• Social engineering
Phishing is a method that attackers use in which they will send emails to a user, pretending to be from reputable companies, in order to get a user to either divulge information or assist the attacker in getting access.
- Spear phishing
Spear Phishing is phishing attack but aimed with a specific person in mind that they wish to ‘catch’. This may be specifically targeted phishing emails or something eye catching but aimed at a single individual or group of individuals (e.g. administrators?)

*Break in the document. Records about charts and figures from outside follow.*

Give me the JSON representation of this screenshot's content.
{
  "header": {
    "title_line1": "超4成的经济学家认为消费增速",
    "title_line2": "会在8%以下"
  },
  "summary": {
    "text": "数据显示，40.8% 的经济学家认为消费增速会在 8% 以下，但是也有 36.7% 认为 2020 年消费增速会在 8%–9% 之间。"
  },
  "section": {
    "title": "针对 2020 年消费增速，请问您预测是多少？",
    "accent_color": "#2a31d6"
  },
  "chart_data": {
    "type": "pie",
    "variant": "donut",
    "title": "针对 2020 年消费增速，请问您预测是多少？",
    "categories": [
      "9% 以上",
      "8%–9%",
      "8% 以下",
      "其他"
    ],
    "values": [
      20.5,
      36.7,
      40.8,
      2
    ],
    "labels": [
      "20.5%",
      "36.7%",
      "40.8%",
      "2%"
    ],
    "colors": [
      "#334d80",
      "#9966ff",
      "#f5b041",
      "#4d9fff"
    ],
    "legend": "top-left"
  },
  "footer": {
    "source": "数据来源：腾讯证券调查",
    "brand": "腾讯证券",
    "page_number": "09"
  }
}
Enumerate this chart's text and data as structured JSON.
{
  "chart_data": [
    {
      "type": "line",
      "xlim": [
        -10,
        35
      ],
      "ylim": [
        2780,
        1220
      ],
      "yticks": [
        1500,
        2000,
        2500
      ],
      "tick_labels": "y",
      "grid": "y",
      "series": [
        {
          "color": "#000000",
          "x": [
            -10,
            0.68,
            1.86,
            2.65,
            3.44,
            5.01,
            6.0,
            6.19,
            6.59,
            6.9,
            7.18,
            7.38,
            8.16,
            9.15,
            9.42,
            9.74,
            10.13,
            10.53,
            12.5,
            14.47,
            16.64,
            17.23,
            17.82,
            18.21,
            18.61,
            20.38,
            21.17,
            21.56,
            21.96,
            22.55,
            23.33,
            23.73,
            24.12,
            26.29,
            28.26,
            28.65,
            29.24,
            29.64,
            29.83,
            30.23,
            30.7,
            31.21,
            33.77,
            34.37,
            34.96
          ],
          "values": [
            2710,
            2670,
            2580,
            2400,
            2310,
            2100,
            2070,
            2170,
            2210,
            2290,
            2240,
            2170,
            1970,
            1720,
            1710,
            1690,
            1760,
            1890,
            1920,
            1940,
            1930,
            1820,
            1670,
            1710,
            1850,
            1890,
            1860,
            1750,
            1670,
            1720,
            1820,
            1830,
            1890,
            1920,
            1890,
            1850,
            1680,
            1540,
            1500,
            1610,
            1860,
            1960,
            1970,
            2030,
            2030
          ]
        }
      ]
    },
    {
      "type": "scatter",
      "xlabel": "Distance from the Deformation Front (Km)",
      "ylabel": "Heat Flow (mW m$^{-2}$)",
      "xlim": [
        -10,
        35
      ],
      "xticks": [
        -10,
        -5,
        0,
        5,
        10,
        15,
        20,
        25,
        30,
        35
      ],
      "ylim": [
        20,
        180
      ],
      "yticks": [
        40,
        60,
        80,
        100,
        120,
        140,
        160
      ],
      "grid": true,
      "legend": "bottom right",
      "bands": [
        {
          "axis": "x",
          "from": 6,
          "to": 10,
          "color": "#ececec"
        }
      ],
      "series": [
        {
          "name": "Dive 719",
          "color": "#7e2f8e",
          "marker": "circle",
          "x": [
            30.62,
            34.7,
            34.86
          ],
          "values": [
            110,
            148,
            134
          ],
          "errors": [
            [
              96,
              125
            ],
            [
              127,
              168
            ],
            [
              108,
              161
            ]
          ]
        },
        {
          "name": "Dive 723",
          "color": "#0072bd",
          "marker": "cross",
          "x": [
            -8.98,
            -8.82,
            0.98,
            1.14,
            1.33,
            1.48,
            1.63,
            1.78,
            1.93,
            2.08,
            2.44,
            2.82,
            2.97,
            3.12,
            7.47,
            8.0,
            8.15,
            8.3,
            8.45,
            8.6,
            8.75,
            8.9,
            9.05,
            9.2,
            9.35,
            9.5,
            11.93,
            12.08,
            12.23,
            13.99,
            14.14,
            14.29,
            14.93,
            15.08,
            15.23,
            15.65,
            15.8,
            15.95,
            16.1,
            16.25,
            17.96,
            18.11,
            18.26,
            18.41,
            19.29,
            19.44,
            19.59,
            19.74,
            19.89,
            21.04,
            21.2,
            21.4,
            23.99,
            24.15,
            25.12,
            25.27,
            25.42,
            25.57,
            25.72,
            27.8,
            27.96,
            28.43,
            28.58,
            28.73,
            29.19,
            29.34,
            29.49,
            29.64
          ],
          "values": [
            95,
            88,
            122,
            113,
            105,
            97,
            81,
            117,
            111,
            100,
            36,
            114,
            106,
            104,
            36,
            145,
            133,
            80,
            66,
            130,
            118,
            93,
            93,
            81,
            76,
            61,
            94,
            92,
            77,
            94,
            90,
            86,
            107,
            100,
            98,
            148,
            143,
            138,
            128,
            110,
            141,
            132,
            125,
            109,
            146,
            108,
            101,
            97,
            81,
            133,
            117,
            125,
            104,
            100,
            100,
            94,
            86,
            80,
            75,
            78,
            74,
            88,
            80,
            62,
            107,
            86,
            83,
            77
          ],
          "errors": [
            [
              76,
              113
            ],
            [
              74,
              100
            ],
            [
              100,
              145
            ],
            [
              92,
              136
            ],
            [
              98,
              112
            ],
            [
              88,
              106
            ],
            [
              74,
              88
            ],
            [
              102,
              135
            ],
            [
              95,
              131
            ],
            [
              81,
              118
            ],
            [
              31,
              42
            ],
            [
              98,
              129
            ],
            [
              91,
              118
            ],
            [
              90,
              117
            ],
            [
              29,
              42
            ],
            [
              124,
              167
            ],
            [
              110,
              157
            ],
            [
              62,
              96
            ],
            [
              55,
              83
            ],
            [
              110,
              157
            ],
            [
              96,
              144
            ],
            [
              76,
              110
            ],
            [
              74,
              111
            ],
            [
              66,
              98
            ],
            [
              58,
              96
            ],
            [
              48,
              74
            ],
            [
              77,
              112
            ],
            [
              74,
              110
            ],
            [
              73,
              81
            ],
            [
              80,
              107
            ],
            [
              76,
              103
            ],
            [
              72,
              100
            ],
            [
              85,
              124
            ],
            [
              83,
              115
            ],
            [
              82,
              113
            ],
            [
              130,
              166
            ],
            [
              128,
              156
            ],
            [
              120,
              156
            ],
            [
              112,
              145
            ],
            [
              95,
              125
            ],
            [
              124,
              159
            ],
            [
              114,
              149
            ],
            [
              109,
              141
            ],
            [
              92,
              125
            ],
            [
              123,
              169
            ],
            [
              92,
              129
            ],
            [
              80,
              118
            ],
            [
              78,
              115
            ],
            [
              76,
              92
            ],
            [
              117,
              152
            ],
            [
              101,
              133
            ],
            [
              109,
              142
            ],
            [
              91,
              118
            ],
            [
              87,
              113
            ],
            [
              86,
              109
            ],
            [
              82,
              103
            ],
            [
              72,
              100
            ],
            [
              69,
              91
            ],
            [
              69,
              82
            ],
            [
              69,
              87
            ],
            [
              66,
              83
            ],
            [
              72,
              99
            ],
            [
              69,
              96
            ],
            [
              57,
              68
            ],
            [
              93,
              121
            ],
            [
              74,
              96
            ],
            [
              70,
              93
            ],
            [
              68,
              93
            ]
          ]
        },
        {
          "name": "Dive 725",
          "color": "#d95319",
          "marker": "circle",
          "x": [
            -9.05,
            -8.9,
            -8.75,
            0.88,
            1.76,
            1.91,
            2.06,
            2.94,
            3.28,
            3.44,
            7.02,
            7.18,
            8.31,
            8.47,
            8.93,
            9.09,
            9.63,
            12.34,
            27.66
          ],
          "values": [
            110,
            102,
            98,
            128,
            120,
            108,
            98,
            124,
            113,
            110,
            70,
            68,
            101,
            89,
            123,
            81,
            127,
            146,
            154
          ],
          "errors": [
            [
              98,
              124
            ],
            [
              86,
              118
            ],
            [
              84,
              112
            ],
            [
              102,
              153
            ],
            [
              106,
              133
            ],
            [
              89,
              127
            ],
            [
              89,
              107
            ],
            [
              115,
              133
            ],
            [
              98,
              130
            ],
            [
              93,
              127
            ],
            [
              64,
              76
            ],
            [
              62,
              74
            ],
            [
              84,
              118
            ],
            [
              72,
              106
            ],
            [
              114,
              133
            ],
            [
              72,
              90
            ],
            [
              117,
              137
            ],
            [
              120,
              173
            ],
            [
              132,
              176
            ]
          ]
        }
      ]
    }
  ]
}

Why go phishing when you can go right for the top? Whaling is phishing aimed at high level of business e.g. management, CEO’s, CTO’s, board members etc.
Vishing is essentially phishing but via telephone, social engineers will attempt to get targets to divulge information or assist them with access via telephone.
Tailgating is the physical act of following someone through doors or barriers that usually require authentication, closely enough that you dont need to authenticate. This may be a door or checkpoint that requires you to present a pass or keyfob.
Impersonation is when a threat actor pretends to be someone they are not, usually someone who might need access to a certain space or building, this could be an internet repair guy, or engineer of some kind. It could also be someone from ‘head office’ or from the same organisation.
- Dumpster diving
Dumpster diving is the process of going through ‘dumpsters’ or waste to find information in the form of paperwork or electronics which have not been properly disposed of.
- Shoulder surfing
Should surfing is the process of looking over someones shoulder to see what they may have on the screen of their device, and hopefully gleam information from this.
A hoax is usually some formula of either phishing, vishing or even adware which claims that you are already meet some criteria (possibly that you already have malware) and to take a certain action. Sometimes used to gain access to a building or network.
- Watering hole attack
A Watering hole attack is where a threat actor may put malware on a website that its target frequents in order to get to the targets system.